Google's informal corporate motto is "Don't be evil" but the search engine provider isn't viewed as particularly nice by a growing list of companies that claim Google is misusing their trademarks and, in so doing, hurting their businesses.
Search engines such as Google deliver users both a list of Web sites and a list of ads triggered by the users' query terms, also known as keywords. For example, a seller of art supplies may pay Google to run its ad whenever a user enters a query containing keywords such as "easel" or "stencil." The dispute at hand arises when advertisers sell keywords that are trademarks without authorization from the trademark owner.
Rescuecom is one company challenging Google's practice in court. The Syracuse, New York, computer services franchising business says Google is seriously hurting it by serving up competitors' ads when users search for "Rescuecom" in Google's search engine.
Google and the Rescuecom competitors buying the ads are profiting without authorization from the Rescuecom trademark, which the company spends significant amounts of money promoting and protecting, Rescuecom claims in a lawsuit filed against Google in September in U.S. District Court for the Northern District of New York. The practice can also confuse potential customers and franchisees, leading them to incorrectly assume that Rescuecom is associated with a competitor, which results in lost business for Rescuecom, the lawsuit claims.
"Defendant Google is promoting, encouraging, enabling and profiting from Rescuecom's competitors 'free-riding' on (Rescuecom's) goodwill and the name recognition it enjoys in its marketplace," the lawsuit reads, and adds further down: "Rescuecom would have realized additional sales, franchisees, customers and revenue from such diverted Internet users were it not for Google's intentional and improper sale of (Rescuecom's) protected trademark 'Rescuecom' as a keyword."

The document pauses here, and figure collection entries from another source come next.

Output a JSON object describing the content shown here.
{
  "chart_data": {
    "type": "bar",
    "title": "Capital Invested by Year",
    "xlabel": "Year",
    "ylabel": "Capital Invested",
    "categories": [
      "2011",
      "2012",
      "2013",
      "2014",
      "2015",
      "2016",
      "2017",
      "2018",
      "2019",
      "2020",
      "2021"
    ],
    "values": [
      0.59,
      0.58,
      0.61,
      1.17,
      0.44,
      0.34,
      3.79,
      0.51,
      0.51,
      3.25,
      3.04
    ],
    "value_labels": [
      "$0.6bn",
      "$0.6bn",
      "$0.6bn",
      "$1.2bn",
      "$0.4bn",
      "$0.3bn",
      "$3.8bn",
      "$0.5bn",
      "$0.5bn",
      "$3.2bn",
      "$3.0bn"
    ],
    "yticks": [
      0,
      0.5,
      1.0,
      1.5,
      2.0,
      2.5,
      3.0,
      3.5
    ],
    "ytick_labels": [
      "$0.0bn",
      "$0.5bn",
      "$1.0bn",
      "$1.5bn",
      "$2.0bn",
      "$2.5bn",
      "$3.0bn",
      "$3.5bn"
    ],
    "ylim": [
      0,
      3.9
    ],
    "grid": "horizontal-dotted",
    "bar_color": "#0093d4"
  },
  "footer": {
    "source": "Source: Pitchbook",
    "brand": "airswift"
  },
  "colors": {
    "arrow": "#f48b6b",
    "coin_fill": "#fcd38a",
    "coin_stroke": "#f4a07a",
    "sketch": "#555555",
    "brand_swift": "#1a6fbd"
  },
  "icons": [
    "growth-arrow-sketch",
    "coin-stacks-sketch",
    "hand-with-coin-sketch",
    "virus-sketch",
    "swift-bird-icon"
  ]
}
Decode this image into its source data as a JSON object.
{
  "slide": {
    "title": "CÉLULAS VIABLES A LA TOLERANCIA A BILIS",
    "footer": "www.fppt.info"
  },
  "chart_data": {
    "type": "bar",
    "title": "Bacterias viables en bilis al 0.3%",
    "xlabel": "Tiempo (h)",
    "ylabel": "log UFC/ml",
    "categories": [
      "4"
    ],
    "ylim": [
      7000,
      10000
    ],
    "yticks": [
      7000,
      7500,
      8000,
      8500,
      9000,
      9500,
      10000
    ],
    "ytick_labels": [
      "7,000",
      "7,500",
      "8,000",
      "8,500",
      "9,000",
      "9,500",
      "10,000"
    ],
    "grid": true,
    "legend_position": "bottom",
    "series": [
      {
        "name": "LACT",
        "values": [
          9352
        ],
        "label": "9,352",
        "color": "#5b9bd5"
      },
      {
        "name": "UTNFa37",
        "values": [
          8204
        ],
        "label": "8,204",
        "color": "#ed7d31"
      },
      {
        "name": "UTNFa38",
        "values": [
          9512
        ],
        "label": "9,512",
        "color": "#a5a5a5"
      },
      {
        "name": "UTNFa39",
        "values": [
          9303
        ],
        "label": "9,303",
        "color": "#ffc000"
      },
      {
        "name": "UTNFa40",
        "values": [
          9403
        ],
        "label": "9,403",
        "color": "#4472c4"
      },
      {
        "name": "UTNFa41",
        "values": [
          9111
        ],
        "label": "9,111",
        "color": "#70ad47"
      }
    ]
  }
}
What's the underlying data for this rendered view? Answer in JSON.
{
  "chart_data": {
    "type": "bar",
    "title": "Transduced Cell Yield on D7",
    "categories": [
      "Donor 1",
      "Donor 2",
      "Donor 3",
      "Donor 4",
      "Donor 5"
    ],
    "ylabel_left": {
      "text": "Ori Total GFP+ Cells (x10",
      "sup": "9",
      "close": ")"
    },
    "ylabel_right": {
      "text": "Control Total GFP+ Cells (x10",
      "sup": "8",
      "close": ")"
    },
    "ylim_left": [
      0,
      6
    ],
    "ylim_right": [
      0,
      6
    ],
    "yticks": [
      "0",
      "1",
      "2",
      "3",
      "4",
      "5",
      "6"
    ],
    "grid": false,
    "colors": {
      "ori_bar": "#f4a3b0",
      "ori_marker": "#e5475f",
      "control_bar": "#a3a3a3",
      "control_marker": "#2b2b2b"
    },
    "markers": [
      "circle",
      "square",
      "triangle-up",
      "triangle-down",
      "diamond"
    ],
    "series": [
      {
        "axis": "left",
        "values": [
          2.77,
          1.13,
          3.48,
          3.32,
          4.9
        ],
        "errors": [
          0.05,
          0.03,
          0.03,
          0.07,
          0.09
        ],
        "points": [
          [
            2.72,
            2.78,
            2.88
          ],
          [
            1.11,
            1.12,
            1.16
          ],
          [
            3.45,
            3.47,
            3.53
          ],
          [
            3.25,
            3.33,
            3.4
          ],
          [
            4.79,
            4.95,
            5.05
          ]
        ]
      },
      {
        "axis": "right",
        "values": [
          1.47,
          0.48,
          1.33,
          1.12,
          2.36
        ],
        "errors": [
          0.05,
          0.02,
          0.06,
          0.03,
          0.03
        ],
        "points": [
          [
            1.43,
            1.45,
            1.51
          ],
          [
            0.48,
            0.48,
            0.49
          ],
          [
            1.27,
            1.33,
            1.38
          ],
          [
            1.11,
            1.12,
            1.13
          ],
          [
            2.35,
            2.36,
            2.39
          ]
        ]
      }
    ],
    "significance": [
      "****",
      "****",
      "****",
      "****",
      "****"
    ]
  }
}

Rescuecom, which had 67 franchisees when the lawsuit was filed, asks the court, among other things, to forbid Google from using "Rescuecom" as a keyword for ads in its search engine and to have Google pay damages.
Google has said the lawsuit is without merit.
So who will prevail? With U.S. law unclear on the legality of using trademarks without authorization to trigger online ads, search engines and trademark owners will spend a lot of time and money in coming years battling the issue in court, experts say.
Search engines such as Google and Ask Jeeves are fighting over the issue with trademark owners in several ongoing cases at the federal district court level. Although Google won a partial victory last week against Government Employees Insurance (Geico) in one of those cases, experts say a solid legal precedent is likely to be years away.
"There have to be more cases and the cases need to get appealed," said Sheldon Klein, an attorney specializing in intellectual property matters and a partner at Arent Fox PLLC in Washington, D.C. "When you have one of the circuit courts of appeals ruling on something, it carries more weight (than at the district court level) and it's a binding precedent within that entire circuit. We may end up having two or three or more circuits ruling different ways and that's how cases get to the Supreme Court."